The artist Zoe Leonard and film-maker Cheryl Dunye collaborated to produce a project about a fictional American-African movie star called Fae Richards of the early 20th century and create an album of photographs charting her life and history from childhood at the turn of the 20th century through her glamorous carrier as a Hollywood movie star to her involvement with the civil-rights movement of the 50’s in to her old age.
The purpose was to question the truth of achievement and how history is recorded. To ask, who gets included in written histories and why? Who is left out and why? Who is in control of the information?
This is a cleaver project and required actors, carefully chosen costumes props and locations as well as authentic looking photography.

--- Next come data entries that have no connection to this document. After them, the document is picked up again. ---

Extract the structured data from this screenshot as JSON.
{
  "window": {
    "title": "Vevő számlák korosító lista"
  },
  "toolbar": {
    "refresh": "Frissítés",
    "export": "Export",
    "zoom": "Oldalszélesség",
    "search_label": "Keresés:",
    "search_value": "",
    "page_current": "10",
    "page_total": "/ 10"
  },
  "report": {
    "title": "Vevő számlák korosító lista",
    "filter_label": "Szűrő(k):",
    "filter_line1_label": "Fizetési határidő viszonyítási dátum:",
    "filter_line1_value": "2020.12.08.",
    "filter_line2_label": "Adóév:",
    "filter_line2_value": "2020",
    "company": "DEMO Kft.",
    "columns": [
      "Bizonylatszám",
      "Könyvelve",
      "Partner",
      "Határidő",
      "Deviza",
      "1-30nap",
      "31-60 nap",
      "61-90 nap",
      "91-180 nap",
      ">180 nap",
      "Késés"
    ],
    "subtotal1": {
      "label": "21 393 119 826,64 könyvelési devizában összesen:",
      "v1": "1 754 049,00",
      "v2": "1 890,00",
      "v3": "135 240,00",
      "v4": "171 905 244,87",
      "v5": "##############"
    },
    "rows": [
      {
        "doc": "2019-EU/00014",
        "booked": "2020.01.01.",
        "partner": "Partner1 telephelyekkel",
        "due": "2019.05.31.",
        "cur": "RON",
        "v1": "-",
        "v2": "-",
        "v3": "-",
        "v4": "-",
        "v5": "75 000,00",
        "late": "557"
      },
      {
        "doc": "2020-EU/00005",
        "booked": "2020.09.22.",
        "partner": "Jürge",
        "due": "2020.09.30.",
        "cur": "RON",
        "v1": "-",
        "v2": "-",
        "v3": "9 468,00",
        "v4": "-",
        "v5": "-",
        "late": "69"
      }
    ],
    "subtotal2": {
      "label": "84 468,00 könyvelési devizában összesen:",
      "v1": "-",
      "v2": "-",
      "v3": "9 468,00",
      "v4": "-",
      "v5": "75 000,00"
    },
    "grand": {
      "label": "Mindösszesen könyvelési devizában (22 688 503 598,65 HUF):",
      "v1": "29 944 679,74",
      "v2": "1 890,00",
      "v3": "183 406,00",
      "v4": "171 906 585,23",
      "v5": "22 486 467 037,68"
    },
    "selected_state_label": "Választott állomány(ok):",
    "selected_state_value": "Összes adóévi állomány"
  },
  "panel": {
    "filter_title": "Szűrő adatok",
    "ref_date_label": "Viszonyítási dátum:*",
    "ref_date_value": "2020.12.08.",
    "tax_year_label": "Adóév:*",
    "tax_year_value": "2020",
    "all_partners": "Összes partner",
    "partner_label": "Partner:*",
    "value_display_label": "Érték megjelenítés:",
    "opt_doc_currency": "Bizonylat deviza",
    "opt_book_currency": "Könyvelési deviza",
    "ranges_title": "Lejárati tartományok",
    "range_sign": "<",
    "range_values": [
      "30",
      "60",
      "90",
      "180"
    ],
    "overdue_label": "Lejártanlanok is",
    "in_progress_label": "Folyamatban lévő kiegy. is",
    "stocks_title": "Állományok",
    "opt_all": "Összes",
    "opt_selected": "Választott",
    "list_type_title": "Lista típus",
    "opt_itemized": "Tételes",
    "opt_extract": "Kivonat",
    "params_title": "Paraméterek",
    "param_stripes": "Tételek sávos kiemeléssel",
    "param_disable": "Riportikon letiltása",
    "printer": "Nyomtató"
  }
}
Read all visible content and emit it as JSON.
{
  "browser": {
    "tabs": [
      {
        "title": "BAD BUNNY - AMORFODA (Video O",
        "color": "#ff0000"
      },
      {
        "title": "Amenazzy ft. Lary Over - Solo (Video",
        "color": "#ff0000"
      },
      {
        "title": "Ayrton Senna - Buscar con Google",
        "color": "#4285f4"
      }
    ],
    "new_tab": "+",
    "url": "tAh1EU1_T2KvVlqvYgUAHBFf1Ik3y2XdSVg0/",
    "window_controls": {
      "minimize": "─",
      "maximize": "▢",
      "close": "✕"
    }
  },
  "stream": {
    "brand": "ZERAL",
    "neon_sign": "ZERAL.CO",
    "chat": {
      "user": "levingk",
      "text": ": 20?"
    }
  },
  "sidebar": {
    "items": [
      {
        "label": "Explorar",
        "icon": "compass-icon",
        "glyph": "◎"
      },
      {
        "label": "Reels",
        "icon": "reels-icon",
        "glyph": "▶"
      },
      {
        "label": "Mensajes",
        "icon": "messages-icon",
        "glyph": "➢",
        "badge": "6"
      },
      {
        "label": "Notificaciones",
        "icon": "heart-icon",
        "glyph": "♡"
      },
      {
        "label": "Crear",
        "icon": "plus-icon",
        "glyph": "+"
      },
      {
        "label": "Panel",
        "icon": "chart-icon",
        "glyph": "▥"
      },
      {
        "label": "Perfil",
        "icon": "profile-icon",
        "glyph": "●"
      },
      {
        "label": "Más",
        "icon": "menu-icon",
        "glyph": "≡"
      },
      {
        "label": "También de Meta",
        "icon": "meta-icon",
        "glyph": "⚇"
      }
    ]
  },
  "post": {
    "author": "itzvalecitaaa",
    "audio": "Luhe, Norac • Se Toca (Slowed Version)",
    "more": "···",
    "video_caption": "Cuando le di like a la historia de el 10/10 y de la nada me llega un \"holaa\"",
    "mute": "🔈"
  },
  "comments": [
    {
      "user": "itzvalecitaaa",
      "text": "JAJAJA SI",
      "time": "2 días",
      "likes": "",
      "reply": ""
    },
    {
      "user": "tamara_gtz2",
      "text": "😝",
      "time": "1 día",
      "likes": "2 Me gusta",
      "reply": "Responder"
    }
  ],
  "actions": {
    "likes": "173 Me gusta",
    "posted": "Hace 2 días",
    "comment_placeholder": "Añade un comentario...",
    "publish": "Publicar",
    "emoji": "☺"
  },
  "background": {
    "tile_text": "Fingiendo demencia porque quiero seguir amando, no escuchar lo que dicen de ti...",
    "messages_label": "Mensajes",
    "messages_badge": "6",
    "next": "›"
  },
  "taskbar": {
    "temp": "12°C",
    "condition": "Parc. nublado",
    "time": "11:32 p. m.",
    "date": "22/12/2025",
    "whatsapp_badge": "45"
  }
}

Rineke Dijksta has explored an interesting idea of portraiture by photographing young people as when the began their National Service in the Israeli armed services and re-photographed them about a year later when they have returned to civilian life. The purpose is to explore how experiences and environments change us and how this is reflected in the way we look. Interestingly, Dijksta noticed that her subjects often looked younger when they came out of the service than when they started. This I find fascinating.
I notice that Maria Kapajeva has also explored this form of portraiture in her project ‘One Month’ http://www.mariakapajeva.com/one-month/ when she photographed her fellow travellers to India taking their portraits on their first day and again on their last and juxtaposing the two images to compare how the individual had altered after their stay.